I went out to eat to this Italian restaurant with Mom, Dad, brother, sister, & sister's fiance. It was good, my order of spagetti was gigantic, seriously. It was this deep bowl, with four jawbreaker sized meatballs. I barely made a dent in it, but I'm sure it would have filled Hagrid up.
Had fun, but got really pissed at my dad. He made a gay dig in the car, but what really ticked me off was his joke about this woman he remembered, relating to a story on topic. And I mean they were all laughing, thinking he was just kidding around, and maybe he was. But I can't ignore it any longer, I almost think he has a bit of a mean streak in him. And I don't understand it, because I don't believe he's actually a malicious person, but he's judgemental. I think he does it to mostly make himself feel better, but that doesn't excuse it, and it makes it hard to respect him, because he does it frequently. I know people are complex and all, it just makes it so hard to reconcile for me. I know I'm sensitive and maybe I'm too much of a bleeding heart, maybe too much for being part of my family.
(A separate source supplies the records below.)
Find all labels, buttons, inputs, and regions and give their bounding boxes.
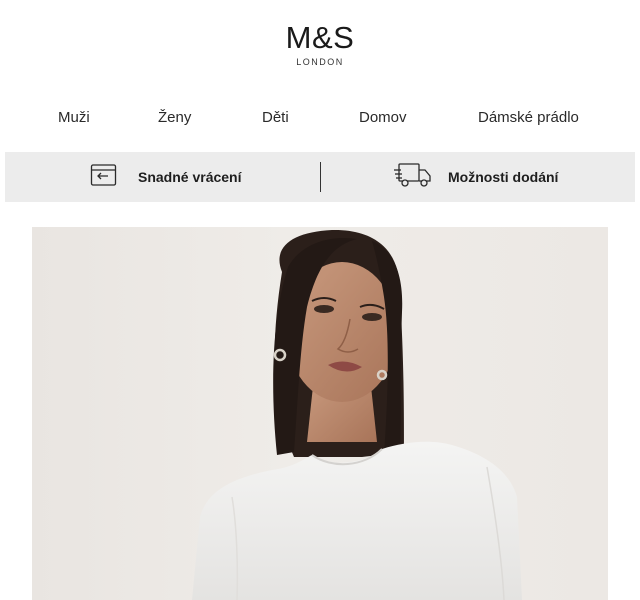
brand-tagline: LONDON xyxy=(296,57,344,67)
easy-returns-label: Snadné vrácení xyxy=(138,169,242,185)
easy-returns-link[interactable]: Snadné vrácení xyxy=(90,152,242,202)
hero-banner[interactable] xyxy=(32,227,608,600)
nav-item-home[interactable]: Domov xyxy=(359,109,407,126)
nav-item-men[interactable]: Muži xyxy=(58,109,90,126)
header: M&S LONDON xyxy=(0,0,640,95)
delivery-options-link[interactable]: Možnosti dodání xyxy=(393,152,558,202)
service-divider xyxy=(320,162,321,192)
delivery-options-label: Možnosti dodání xyxy=(448,169,559,185)
return-card-icon xyxy=(90,163,118,192)
brand-logo[interactable]: M&S xyxy=(0,20,640,56)
nav-item-kids[interactable]: Děti xyxy=(262,109,289,126)
nav-item-lingerie[interactable]: Dámské prádlo xyxy=(478,109,579,126)
service-bar: Snadné vrácení Možnosti dodání xyxy=(5,152,635,202)
main-nav: Muži Ženy Děti Domov Dámské prádlo xyxy=(0,109,640,131)
nav-item-women[interactable]: Ženy xyxy=(158,109,191,126)
woman-in-white-top-photo xyxy=(192,229,522,600)
delivery-truck-icon xyxy=(393,161,433,194)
Other news, I kind of have a job...with my dad. Oh joy. I'm going to be his research assistant of sorts. He teaches part-time at a college nearby and he needs me to do all this internet research for a new curriculum for the business department. Whatever, it pays.
This year is going to be so hard and exhausting. Homeschooling senior year, college apps and essays abound, SAT and ACT Prep, work, art classes, piano lessons. And I'm filling out form to volunteer at this children's shelter downtown for 2-4 hours a week, and also want to apply to be a staff writer at this independent teen newspaper downtown. And I need to get off this nocturnal schedule, which is normal for me.